01/07/2004

Novembre 1966

Le Conseil d'Unité apprend que la Maison Saint-François Xavier va fermer ses portes. La Maison Brémond va quant à elle être remise en vente pour 225.000 francs. L'Unité suit l'affaire de près. Finalement, le curé Weber met la Maison Brémond à la disposition des scouts. C'est également en 1966 que des travaux ont eu lieu pour qu’elle soit présentable dans le décor du tournage d’un film, « Un soir, un train » avec Yves Montand et Annouck Aimé. Gilbert Jungen, ancien président de notre ASBL, a pu nous donner les précisions suivantes : "La Maison avait été nettoyée de fond en comble pour le film.André Delvaux, le réalisateur de film, connaissait bien Arlon pour y avoir fait son service militaire et il avait donc loué la Maison - pour quelques sous à l'abbé Weber - pour y tourner quelques scènes. La Maison avait toujours son bel escalier en chêne et surtout des beaux lambris en chêne au RC. Malheureusement ces lambris avaient été mis en couleurs depuis des générations, pour redonner du lustre à la Maison, ils ont été décapés avec grand soin et cirés par les Unités et les Cheftaines : constat a été fait. Quel ne fut pas le traumatisme de tous quand on constata que Delvaux avait fait tout peindre en blanc, mur, lambris, plafond et fenêtres pour les besoins du film ! Les lambris étaient déjà anciens, ils avaient résisté un premier décapage sévère (plusieurs couches de couleurs); Plus personne - courroux quant à la mise en couleur de Delvaux - ne voulait entreprendre un 2ème décapage qui de plus, aurait pu abîmer définitivement les lambris.Par la suite, en mauvais état, ils ont été arrachés. Le comble de l'histoire, les scènes filmées dans la Maison, n'ont jamais fait partie du film final, Delvaux ayant refait les scènes dans un autre environnement mais ces scènes existent toujours.

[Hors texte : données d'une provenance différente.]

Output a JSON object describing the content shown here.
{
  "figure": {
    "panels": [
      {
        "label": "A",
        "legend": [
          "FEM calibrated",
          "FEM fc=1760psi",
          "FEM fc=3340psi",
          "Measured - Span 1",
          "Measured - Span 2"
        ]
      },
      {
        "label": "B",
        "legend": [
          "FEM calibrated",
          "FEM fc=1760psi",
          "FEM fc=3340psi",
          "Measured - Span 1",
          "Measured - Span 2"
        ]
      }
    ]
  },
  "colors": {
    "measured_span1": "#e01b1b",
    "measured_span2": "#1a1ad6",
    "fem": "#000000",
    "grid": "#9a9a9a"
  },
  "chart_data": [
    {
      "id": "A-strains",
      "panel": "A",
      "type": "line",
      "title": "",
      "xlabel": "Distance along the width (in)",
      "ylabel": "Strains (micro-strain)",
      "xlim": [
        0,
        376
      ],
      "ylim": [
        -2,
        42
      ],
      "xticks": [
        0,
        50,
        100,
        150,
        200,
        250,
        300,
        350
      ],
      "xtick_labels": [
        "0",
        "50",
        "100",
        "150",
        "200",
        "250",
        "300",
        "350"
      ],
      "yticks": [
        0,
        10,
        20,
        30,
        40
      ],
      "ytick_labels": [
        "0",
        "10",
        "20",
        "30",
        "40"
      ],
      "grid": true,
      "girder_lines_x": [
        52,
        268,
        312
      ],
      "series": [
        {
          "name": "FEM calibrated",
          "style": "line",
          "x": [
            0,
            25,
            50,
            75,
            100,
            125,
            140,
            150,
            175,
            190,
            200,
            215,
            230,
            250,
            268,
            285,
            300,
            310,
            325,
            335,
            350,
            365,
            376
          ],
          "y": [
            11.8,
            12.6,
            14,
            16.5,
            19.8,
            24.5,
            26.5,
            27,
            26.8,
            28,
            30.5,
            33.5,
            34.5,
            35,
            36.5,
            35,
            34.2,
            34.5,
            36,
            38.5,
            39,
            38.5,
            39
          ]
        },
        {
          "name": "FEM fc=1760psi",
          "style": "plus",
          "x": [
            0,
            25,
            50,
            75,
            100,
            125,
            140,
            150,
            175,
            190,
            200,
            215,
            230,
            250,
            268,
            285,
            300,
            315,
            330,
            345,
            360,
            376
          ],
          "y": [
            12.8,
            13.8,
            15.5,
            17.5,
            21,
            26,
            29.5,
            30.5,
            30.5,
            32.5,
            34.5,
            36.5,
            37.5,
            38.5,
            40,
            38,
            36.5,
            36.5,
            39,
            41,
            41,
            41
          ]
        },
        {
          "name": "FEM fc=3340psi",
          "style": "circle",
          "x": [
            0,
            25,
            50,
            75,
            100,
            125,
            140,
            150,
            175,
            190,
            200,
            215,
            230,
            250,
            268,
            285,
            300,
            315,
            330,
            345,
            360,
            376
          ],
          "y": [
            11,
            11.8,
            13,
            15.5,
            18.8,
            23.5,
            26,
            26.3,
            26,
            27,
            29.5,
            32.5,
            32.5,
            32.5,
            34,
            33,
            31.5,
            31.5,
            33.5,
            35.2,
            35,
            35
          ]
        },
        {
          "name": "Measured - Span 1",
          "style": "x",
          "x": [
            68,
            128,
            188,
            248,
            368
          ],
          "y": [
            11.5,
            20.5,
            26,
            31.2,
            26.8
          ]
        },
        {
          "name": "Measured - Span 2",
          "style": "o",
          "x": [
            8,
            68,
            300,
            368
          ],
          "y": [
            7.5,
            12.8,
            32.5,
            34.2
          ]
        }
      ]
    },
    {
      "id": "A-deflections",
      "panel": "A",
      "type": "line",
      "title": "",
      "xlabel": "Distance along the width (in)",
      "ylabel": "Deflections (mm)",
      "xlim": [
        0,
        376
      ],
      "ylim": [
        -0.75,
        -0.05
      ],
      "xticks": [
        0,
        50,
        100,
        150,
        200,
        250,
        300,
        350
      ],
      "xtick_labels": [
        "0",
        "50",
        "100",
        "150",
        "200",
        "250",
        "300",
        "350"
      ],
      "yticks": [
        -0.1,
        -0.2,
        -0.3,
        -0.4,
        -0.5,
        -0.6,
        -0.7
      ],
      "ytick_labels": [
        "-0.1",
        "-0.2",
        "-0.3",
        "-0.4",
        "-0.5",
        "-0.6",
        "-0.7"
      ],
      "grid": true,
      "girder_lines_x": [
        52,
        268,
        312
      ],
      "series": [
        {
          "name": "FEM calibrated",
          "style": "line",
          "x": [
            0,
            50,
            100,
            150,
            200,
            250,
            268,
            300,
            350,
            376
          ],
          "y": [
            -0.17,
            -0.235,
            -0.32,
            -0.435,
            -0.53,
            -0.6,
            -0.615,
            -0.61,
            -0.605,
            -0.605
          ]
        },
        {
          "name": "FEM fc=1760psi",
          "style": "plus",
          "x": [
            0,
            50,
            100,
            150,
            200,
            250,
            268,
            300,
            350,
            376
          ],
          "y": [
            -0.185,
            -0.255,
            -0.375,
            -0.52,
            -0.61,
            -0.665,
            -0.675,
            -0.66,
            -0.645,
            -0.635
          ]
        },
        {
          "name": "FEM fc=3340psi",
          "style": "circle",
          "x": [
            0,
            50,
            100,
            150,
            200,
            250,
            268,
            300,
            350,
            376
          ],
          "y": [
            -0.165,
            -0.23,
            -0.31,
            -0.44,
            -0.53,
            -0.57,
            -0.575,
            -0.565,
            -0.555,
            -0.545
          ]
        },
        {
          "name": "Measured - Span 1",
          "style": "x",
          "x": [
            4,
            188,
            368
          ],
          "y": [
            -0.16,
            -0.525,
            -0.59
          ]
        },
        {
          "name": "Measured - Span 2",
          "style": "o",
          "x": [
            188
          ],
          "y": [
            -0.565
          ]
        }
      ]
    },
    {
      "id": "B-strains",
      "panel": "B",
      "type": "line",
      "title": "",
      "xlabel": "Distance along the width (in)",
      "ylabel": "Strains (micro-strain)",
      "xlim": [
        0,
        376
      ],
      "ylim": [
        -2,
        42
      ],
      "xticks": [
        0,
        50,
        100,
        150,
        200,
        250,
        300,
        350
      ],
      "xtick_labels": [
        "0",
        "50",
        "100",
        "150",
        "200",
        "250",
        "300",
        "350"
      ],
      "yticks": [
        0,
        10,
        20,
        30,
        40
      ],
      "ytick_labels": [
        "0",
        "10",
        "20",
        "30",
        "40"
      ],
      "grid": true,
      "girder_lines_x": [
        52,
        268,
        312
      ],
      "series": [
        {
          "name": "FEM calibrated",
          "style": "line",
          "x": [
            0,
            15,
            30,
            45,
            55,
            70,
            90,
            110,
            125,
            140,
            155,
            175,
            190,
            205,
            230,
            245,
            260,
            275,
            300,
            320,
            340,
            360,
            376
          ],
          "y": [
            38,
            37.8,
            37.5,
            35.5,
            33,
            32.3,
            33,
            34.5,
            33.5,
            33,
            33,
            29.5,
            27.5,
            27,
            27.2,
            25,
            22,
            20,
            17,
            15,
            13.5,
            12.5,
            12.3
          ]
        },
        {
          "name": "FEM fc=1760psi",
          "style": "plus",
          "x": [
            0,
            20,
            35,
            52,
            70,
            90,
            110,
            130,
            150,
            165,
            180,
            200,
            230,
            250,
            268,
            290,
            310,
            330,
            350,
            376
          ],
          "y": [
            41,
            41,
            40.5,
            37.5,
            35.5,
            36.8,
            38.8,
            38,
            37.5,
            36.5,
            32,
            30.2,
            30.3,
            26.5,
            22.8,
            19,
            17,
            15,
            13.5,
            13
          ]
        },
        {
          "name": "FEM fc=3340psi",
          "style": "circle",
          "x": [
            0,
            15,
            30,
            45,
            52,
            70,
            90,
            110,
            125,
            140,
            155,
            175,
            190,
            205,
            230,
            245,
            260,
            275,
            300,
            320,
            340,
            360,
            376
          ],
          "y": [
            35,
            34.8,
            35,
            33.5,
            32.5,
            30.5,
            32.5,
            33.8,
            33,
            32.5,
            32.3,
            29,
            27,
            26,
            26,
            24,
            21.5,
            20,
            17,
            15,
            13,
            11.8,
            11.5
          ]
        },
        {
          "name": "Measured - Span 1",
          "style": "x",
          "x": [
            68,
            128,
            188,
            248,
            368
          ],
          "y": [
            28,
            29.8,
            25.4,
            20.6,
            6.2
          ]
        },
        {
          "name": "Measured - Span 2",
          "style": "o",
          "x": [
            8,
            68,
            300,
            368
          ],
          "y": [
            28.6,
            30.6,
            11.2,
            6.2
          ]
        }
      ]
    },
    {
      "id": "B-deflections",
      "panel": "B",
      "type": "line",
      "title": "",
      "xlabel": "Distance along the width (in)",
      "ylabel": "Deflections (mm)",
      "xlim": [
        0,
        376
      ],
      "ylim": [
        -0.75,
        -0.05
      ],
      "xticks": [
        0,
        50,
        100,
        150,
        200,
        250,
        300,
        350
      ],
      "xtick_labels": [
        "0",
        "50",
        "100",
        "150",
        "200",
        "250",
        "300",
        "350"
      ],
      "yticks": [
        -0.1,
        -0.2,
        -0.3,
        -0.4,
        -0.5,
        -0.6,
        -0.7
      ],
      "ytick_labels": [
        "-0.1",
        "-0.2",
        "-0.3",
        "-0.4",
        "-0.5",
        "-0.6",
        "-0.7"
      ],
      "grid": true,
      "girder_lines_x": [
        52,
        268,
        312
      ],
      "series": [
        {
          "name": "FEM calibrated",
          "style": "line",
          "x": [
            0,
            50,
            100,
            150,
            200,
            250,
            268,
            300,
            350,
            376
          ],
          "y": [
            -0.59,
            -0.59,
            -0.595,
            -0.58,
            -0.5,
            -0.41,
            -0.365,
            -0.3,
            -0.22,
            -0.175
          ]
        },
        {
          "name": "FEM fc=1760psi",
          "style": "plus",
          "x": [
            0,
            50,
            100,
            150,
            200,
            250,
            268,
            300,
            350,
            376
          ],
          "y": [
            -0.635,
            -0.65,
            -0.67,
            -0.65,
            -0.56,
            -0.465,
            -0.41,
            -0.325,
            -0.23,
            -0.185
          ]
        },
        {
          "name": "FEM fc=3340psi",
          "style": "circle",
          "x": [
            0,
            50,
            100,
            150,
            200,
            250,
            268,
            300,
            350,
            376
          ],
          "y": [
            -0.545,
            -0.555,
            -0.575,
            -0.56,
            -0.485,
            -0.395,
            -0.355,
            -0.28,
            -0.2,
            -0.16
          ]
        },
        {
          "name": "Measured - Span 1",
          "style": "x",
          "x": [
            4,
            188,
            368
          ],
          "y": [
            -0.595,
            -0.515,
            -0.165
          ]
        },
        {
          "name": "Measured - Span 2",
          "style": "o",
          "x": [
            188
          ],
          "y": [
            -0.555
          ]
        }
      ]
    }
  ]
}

Delvaux avait gardé de bons contacts avec l'Abbé Weber et d'autres arlonais et il est donc venu projecté, quelques mois plus tard, toutes les scènes arlonaises non retenues dans le film, dans un Service Club d'Arlon.Des précisions plus complémentaires sont certainement à obtenir notamment auprès de Chantal Mortier-Brarbier et de Carly Brix, témoins directs."

22:35 Écrit par nicolas thieltgen | Lien permanent | Commentaires (0) |  Facebook |

Les commentaires sont fermés.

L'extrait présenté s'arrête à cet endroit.